1. Check `rows_checkpointed` vs `rows_ready_for_commit`.
   * If `rows_checkpointed` is high but `rows_ready_for_commit` is low, fragment
     writer is usually the bottleneck.
   * This often indicates object storage read/write pressure (for example S3).
2. Compare read, UDF, and checkpoint timing.
   * High `read_io_time_ms`: storage or scan bottleneck.
   * High `udf_processing_time`: UDF compute bottleneck.
   * High `batch_checkpointing_time`: checkpoint overhead bottleneck.

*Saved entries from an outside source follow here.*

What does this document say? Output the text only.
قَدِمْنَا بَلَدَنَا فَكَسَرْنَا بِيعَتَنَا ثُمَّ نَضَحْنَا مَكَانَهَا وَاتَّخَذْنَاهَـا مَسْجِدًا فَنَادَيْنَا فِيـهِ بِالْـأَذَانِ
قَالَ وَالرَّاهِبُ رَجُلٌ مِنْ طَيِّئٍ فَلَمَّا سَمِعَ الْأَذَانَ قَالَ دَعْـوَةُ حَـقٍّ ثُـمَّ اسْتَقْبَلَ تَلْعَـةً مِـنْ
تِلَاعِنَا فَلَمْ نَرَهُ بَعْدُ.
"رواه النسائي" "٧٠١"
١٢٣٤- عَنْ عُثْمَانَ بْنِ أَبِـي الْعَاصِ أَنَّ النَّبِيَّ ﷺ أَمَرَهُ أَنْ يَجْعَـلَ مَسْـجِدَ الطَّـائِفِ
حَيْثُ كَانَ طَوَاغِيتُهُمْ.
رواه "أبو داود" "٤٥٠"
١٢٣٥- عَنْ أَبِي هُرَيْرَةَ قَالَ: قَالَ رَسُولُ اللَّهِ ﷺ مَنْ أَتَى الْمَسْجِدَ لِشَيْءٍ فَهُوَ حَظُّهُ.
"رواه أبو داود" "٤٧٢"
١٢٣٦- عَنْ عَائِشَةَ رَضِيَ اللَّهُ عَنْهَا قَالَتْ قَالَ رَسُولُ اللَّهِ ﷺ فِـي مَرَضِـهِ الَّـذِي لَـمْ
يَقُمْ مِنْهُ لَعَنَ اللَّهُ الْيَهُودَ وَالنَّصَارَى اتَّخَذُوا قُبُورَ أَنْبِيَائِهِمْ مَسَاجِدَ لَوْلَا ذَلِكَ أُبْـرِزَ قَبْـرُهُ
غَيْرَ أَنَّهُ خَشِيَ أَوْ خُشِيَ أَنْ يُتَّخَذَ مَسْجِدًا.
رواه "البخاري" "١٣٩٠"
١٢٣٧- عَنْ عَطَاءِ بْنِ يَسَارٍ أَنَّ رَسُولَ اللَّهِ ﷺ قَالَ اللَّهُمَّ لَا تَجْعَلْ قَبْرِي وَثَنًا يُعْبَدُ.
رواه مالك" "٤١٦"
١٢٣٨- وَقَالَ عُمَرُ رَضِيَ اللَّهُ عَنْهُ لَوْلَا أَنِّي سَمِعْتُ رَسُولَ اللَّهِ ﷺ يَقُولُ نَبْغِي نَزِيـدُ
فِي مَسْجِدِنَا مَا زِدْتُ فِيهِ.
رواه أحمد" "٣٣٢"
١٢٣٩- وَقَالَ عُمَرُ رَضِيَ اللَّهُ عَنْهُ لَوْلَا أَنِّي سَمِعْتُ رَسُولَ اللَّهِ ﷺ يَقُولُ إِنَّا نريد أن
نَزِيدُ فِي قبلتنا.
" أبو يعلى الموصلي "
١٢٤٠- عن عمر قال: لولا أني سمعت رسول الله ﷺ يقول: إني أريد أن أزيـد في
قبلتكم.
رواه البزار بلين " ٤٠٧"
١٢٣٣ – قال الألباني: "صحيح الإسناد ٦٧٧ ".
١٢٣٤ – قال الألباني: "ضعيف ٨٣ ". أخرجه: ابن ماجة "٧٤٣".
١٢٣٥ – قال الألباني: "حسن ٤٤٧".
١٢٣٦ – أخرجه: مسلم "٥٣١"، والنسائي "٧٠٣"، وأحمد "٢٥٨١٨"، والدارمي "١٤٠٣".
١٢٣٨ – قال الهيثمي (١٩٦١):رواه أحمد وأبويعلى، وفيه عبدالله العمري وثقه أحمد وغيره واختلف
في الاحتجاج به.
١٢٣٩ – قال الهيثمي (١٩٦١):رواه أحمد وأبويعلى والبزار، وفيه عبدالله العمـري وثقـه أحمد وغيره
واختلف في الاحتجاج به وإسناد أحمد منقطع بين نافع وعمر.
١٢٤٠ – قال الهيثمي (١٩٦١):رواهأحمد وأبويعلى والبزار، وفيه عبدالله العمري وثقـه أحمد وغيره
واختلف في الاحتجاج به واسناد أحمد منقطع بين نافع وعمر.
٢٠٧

   * Typical mitigations: increase `checkpoint_size`, increase
     `max_checkpoint_size`, or compact the table to produce larger fragments.
3. Check writer timing.
   * High `writer_write_time` is commonly object storage throttling/throughput
     limit.
   * Typical mitigations: use higher network-bandwidth node types, and keep
     object storage and compute nodes in the same region.
4. Check commit pressure.
   * High `commit_conflict_retries`, `commit_backoff_time_ms`, or
     `commit_concurrent_writer_retries` indicates commit contention.
5. Check parallelism deficit.
   * If `cnt_geneva_workers_pending` stays high while
     `cnt_geneva_workers_active` stays low, the job is running below desired
     parallelism due to cluster/resource constraints.

## Notes

* Timing metrics are cumulative and may overlap; do not sum them as exact wall
  time.
* For completed jobs, row counters should settle to stable final values.